Halle Berry Hits Gavin Newsom Over Menopause Veto Bill

Gavin Newsom has yet to officially launch his all-but-certain campaign for the White House, but the California governor has already lost Halle Berry’s vote.
“Back in my great state of California, my own governor, Gavin Newsom, vetoed our menopause bill not one but two years in a row,” the Oscar winner told the The New York Times DealBook conference this morning. “But that’s OK, because he’s not going to be governor forever,” Berry continued in a very personal and impassioned speech focused on prejudice against aging women, health issues and their role in society.
Standing before the well-heeled crowd at Lincoln Center and with Newsom himself on the program later Wednesday, Berry put an uncomfortable national spotlight on the smooth-operating governor. “And with the way he has neglected women, half the population, by devaluing us in our 40s, he probably shouldn’t be our next president either,” she said of Newsom’s 2028 candidacy that many Democrats dream of.
Whether or not Newsom will respond to Berry’s remarks remains to be seen.

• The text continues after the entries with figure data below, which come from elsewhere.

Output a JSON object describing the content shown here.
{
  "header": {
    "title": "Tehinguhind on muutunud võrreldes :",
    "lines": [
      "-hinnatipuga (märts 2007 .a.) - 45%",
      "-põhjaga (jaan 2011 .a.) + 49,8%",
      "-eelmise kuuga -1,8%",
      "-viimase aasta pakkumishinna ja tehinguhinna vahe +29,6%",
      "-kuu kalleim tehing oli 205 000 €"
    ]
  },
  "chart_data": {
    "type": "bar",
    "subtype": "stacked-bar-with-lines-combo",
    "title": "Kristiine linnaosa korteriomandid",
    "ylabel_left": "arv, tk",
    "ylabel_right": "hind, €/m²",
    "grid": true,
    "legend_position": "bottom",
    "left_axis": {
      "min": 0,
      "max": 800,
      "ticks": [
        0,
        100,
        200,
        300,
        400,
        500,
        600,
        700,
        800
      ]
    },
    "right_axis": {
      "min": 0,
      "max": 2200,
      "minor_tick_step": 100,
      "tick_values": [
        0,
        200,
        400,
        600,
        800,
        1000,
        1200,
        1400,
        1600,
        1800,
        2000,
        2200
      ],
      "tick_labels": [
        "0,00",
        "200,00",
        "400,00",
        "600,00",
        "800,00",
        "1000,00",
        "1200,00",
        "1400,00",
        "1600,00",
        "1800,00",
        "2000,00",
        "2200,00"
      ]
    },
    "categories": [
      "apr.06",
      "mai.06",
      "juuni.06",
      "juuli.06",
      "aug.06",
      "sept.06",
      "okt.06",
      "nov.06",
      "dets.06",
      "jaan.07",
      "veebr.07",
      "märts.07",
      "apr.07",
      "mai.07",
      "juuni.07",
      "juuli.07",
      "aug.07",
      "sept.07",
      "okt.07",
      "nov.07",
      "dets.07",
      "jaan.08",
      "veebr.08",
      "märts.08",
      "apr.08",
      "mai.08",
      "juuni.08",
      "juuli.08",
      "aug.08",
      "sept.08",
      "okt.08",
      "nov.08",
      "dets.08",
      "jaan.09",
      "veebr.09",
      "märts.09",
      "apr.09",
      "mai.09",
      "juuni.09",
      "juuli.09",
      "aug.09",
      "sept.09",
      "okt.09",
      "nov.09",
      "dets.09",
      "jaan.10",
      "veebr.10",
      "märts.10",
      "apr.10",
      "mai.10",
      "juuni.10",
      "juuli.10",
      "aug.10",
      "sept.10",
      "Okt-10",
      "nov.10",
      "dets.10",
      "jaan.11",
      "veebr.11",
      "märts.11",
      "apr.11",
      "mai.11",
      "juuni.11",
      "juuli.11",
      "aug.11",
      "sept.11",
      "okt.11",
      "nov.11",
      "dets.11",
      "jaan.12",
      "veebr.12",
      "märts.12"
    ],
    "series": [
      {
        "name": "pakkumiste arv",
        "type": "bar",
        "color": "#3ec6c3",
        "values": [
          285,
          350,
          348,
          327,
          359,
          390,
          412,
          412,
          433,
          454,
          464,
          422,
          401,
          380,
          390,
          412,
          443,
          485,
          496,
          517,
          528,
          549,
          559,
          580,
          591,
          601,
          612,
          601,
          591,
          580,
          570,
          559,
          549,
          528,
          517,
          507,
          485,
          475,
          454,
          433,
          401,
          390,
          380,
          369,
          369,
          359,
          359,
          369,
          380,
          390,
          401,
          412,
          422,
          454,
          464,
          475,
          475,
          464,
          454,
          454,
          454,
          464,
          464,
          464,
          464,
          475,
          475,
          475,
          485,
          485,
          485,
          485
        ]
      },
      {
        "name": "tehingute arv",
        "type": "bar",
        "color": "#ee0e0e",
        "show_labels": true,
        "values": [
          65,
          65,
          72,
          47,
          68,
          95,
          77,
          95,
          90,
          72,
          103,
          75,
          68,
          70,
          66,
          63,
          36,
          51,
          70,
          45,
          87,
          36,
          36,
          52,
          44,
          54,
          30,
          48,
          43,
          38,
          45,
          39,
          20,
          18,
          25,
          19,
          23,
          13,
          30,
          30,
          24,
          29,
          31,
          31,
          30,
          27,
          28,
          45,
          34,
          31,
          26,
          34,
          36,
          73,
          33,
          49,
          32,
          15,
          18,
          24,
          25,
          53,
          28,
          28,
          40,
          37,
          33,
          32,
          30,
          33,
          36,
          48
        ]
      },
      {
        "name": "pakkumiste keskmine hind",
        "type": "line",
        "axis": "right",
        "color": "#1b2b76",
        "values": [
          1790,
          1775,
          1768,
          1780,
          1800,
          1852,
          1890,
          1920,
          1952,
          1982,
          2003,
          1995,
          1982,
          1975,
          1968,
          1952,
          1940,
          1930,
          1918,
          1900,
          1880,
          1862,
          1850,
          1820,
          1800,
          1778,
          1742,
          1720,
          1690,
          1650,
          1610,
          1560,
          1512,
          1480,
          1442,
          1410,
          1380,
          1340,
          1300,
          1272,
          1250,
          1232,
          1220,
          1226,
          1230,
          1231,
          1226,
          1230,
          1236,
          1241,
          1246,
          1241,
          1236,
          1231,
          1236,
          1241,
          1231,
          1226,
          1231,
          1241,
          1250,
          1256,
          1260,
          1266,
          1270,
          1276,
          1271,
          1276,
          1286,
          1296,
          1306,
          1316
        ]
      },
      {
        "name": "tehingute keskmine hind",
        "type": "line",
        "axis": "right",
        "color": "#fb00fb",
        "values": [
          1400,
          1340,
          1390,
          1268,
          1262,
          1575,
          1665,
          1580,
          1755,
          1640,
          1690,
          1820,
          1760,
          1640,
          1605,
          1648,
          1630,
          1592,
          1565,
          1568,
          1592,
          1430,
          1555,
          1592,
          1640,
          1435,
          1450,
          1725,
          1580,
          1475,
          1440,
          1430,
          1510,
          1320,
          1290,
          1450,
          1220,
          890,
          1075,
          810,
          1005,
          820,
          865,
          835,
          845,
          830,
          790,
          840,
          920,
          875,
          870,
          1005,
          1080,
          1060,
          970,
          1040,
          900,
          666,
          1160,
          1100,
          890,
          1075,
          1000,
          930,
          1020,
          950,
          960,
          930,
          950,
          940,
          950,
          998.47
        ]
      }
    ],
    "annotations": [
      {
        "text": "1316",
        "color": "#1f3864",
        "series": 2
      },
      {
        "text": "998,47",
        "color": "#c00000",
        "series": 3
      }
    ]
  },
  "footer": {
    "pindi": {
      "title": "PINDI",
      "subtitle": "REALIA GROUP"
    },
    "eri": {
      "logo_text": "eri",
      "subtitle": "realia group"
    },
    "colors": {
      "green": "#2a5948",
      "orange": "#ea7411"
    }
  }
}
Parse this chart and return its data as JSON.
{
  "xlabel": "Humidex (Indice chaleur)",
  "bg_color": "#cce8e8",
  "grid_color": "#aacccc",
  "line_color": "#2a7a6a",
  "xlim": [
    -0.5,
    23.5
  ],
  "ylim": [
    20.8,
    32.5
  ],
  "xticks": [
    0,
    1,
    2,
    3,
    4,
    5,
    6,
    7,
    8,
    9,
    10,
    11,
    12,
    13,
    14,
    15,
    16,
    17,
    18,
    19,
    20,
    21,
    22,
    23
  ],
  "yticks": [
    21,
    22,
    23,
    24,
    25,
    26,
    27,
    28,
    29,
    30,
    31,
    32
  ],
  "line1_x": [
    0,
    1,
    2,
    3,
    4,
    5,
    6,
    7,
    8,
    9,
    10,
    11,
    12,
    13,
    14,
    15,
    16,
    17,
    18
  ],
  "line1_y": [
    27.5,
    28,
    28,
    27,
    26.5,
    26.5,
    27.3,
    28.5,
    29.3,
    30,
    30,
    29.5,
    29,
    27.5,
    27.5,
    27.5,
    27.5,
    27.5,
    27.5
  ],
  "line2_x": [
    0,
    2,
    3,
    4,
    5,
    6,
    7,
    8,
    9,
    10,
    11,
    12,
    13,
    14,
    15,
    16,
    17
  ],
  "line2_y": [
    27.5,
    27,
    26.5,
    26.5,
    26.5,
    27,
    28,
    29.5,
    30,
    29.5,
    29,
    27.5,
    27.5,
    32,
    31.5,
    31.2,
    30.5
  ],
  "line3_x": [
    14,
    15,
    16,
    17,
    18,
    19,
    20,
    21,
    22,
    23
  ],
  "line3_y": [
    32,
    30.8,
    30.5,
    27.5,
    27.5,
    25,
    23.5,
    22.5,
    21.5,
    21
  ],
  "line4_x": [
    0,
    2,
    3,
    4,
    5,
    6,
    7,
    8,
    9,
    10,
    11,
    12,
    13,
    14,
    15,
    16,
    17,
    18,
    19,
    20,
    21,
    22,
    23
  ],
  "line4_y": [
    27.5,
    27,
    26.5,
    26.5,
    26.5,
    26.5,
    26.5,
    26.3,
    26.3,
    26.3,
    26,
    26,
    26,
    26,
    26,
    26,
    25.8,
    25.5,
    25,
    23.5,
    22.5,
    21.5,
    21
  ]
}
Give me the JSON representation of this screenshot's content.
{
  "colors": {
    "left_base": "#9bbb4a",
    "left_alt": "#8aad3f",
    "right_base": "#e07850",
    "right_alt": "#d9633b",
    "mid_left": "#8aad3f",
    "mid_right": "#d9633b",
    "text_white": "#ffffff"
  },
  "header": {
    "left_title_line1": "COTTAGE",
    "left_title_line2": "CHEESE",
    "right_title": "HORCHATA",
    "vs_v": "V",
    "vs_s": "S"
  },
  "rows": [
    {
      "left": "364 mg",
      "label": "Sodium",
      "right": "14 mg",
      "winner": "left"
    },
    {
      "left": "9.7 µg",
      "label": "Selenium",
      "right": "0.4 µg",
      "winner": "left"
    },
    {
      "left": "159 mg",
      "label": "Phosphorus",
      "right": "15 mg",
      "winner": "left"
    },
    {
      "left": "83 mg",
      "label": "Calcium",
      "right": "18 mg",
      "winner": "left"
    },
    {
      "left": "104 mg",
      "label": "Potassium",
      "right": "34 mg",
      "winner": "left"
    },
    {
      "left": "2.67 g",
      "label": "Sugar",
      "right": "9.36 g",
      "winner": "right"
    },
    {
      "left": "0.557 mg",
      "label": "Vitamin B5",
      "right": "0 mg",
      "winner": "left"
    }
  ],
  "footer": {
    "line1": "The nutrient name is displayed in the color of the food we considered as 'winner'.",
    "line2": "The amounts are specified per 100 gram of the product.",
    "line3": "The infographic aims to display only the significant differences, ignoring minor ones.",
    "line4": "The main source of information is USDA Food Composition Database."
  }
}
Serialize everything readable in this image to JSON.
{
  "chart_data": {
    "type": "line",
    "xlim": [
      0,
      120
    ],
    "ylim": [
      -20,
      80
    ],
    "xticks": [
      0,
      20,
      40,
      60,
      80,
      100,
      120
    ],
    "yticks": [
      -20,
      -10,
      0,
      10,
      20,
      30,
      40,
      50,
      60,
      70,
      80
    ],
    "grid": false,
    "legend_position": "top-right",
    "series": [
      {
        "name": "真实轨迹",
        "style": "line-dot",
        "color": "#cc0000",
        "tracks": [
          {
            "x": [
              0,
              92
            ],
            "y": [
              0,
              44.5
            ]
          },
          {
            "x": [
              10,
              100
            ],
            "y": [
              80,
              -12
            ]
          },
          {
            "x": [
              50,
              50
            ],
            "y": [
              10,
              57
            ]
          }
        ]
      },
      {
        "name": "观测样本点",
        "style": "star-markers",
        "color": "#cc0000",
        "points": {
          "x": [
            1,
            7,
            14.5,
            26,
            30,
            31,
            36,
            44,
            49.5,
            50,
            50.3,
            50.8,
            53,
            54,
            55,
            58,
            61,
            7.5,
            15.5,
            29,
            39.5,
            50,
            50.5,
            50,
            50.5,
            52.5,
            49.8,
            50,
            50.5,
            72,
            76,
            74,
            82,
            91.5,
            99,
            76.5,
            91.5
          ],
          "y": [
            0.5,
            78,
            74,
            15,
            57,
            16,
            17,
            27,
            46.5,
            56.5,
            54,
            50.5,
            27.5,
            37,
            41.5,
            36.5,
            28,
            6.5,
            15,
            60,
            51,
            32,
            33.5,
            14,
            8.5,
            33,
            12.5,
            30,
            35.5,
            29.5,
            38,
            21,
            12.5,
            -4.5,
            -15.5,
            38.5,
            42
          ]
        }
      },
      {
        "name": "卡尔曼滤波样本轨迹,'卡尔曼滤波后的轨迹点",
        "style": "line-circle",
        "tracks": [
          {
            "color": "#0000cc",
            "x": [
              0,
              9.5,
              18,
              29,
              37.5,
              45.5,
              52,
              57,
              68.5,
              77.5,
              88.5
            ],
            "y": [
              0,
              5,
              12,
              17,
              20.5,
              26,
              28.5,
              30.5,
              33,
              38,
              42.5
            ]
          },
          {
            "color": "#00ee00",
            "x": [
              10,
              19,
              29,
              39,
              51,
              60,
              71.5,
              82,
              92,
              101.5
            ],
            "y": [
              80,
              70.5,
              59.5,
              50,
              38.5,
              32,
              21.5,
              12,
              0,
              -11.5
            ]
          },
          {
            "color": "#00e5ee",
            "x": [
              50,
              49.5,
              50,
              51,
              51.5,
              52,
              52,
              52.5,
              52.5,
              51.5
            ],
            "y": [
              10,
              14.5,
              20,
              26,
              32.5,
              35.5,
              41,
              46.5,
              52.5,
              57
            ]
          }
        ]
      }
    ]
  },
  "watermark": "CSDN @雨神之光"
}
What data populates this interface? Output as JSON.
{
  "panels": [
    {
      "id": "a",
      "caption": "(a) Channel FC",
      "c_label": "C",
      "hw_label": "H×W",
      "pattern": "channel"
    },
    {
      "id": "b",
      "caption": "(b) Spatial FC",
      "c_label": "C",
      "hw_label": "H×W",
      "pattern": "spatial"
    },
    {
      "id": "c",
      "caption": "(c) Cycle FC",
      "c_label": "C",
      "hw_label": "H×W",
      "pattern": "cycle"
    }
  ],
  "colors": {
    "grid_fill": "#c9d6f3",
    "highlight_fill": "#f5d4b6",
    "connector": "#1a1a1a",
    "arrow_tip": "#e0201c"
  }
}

However, even as Hollywood donors are already starting to align with the Golden State Golden Boy, there is no doubt that the term-limited politician left the bipartisan-supported Menopause Care Equity Act, and thus DOA, unsigned in October.
At the time, after a campaign by Berry to get his signature on the law, the ambitious Donald Trump-bashing Newsom said in a letter to lawmakers: “Last year, I vetoed an essentially similar bill, saying it would limit the ability of health plans to engage in practices proven to ensure proper care while limiting unnecessary costs. That is still the case with this bill — despite my call for a better solution. This bill’s expanded coverage mandate, in conjunction with the UM ban, goes too far.
Last month, Berry, founder of Respin Health and a medical lawyer, criticized Newsom for rejecting the bill in a column she wrote for Time. Insisting, based on a third-party analysis, that “the groundbreaking law would have had a negligible impact on insurance premiums,” Berry said “the veto represents a failure of Governor Newsom’s commitment to women.”
“This neglect has real consequences… We can and must take practical, actionable steps to close this gap – and policymakers like Governor Newsom must step up,” Berry noted of the lack of menopause education in medical schools and the medical industry. Today in New York, as in her column, the John Wick The franchise star stressed that tens of millions of women struggle with menopause, that it is not a “disease” and that it affects everyone.
“I need every woman in this country to fight alongside me,” she said near the end of her speech of just over 15 minutes, before host Andrew Ross Sorkin video chatted with Israeli Prime Minister Benjamin Netanyahu.
Speaking the truth to a lot of power and with Newsom set to speak with Sorkin in about an hour, Berry said: “But the truth is the fight is not just for us women. We need men too. We need all the leaders, every single one of you in this room, this fight needs you. We need you to stay curious. We need you to ask questions. We need you to care even when the subject seems unfamiliar and uncomfortable. We need you to have the conversation anyway, because when women silently struggle with perimenopause and menopause, trying to keep their families, careers, relationships, and communities together, it doesn’t just affect women, it affects the workplace.
“I encourage women to be bold and loud. Women refuse to be diminished during one of the most important seasons of your life, gone are the days of men surviving but in poor health. Why? Because we simply deserve better – we’re half the population.”
“Because at this point in my life, I have nothing more to give,” she concluded to applause.